When the weather is warmer people make a living sifting the earth for fragments of gold in the Oymyakon district of Russia’s far eastern Yakutia region.

But the unusually rich deposits of the alluvial gold near the surface are running out and producers have had to switch to the more expensive process of digging mines to extract gold ore.

Production at the first two mines to be opened in the area since the fall of the Soviet Union will start soon. One is being launched by GV Gold, with US fund Black Rock and the European Bank for Reconstruc­tion and Developmen­t among its shareholde­rs, and another by the locally-owned Yantar group.

As alluvial deposits disappear in other areas, producers are opening mines to help Russia keep its place as the world’s third biggest gold producer after China and Australia and ahead of the United States in fourth place.

“It is always hard to move away from old traditions but all regions nearby... have already gone through it,” said Elena Andreyeva, chief ore mining geologist at Yantar.

Global gold prices in London are now at around $1,285 per ounce, down by around a third from their peak in 2011. But Russia’s rouble currency has also fallen, making foreign investment­s more attractive in an area dependent on gold for the bulk of local revenues and that is a challengin­g place to work.

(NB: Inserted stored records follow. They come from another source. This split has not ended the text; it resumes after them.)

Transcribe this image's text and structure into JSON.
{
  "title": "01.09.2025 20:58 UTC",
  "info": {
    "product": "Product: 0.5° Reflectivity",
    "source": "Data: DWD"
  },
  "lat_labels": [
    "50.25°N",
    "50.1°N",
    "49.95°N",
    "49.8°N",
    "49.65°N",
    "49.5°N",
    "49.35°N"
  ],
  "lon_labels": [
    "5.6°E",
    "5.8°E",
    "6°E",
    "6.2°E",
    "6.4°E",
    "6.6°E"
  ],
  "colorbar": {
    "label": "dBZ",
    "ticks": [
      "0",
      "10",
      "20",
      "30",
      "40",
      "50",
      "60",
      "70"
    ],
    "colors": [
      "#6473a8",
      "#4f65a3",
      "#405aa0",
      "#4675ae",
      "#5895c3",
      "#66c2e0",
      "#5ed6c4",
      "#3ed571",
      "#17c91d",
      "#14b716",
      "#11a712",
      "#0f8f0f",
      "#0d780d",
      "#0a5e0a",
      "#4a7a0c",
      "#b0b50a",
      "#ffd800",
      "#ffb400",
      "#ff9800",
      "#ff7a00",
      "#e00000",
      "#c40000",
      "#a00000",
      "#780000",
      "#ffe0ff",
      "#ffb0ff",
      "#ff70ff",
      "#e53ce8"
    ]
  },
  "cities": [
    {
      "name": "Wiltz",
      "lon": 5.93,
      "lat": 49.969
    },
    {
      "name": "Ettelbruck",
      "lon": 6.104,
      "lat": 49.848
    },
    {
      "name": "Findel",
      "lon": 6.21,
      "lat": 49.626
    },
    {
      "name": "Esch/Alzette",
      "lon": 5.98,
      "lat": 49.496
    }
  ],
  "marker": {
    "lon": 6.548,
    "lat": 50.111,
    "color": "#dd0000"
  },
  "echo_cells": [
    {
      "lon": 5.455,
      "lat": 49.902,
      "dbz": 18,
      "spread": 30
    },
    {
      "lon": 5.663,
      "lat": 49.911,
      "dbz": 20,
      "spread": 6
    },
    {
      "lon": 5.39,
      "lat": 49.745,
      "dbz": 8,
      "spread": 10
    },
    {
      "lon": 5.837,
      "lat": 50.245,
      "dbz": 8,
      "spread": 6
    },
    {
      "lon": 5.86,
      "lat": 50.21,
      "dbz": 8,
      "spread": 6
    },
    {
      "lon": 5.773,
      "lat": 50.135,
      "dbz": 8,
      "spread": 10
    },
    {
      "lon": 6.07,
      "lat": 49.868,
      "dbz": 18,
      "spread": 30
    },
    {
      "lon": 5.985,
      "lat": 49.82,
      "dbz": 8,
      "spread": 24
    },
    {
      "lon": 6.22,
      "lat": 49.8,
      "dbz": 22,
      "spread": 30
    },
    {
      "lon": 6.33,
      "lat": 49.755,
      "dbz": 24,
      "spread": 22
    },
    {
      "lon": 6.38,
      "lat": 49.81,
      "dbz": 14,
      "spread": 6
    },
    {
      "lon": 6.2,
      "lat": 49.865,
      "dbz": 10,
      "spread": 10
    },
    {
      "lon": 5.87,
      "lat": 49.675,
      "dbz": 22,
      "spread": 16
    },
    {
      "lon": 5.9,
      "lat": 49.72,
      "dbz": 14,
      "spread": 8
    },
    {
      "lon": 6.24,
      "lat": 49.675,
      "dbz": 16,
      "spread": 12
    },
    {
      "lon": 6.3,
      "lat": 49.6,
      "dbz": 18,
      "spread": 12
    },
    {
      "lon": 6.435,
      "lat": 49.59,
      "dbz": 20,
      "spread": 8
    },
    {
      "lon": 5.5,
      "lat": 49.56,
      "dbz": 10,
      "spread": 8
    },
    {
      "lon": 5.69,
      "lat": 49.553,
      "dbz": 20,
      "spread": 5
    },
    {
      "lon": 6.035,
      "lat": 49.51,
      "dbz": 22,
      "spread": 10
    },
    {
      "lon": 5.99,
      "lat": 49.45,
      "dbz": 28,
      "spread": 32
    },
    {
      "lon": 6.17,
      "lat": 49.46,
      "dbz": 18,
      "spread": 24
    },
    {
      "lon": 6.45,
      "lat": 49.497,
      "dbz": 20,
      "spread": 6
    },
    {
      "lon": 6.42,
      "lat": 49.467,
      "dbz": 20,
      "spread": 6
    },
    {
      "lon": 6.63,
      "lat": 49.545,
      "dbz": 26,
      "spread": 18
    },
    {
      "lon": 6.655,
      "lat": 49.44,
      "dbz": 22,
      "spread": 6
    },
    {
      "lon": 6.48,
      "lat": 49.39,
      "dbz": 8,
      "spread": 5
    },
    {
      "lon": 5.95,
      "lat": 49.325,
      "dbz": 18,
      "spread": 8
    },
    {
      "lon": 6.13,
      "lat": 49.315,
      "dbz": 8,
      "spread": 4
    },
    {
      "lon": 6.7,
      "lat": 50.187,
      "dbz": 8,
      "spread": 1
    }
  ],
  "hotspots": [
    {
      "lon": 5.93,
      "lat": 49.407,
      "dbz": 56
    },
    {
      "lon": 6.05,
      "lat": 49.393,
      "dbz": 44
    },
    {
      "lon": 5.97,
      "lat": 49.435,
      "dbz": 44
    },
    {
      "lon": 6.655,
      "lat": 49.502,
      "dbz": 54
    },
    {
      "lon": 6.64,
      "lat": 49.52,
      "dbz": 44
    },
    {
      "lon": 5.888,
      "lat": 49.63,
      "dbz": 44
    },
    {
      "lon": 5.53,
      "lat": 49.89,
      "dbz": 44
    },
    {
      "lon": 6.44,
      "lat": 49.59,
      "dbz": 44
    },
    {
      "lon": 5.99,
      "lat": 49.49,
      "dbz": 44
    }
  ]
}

There are no direct flights from Moscow to Ust-Nera, the main village of the Oymyakon district, located some 9,300 km east of Moscow and temperatur­es often fall below 50 Celsius.

In winter, motorists keep their engines running at all times so they don’t seize up. Some people have heated garages. Locals call it “the Pole of Cold,” and the district claims the title of the coldest continuall­y-inhabited settlement in the northern hemisphere, although other places also claim it.

The area was home to Gulag labour camps in the former Soviet Union and prisoners were made to pan for gold from local rivers with their bare hands.

Alluvial gold as a proportion of national gold production has fallen to around 30 percent from 83 percent twenty years ago, according to the Russian Gold Industrial­ists’ Union.

In Oymyakon it is also declining but still accounts for the bulk of 9 tonnes of gold the district produced in 2016 when Russia produced a total 297 tonnes.

GV Gold’s new plant will start production in May. It is expected to produce up to 3 tonnes of gold a year, including gold-bearing concentrat­e. GV Gold has put in $113 million for the first stage of investment in the mine which will become the third of its type in the area.

“This would be the biggest gold mining and processing plant in the Oymyakon district,” Alexander Tuluptsov, chief executive of the Tarynsky plant, told Reuters.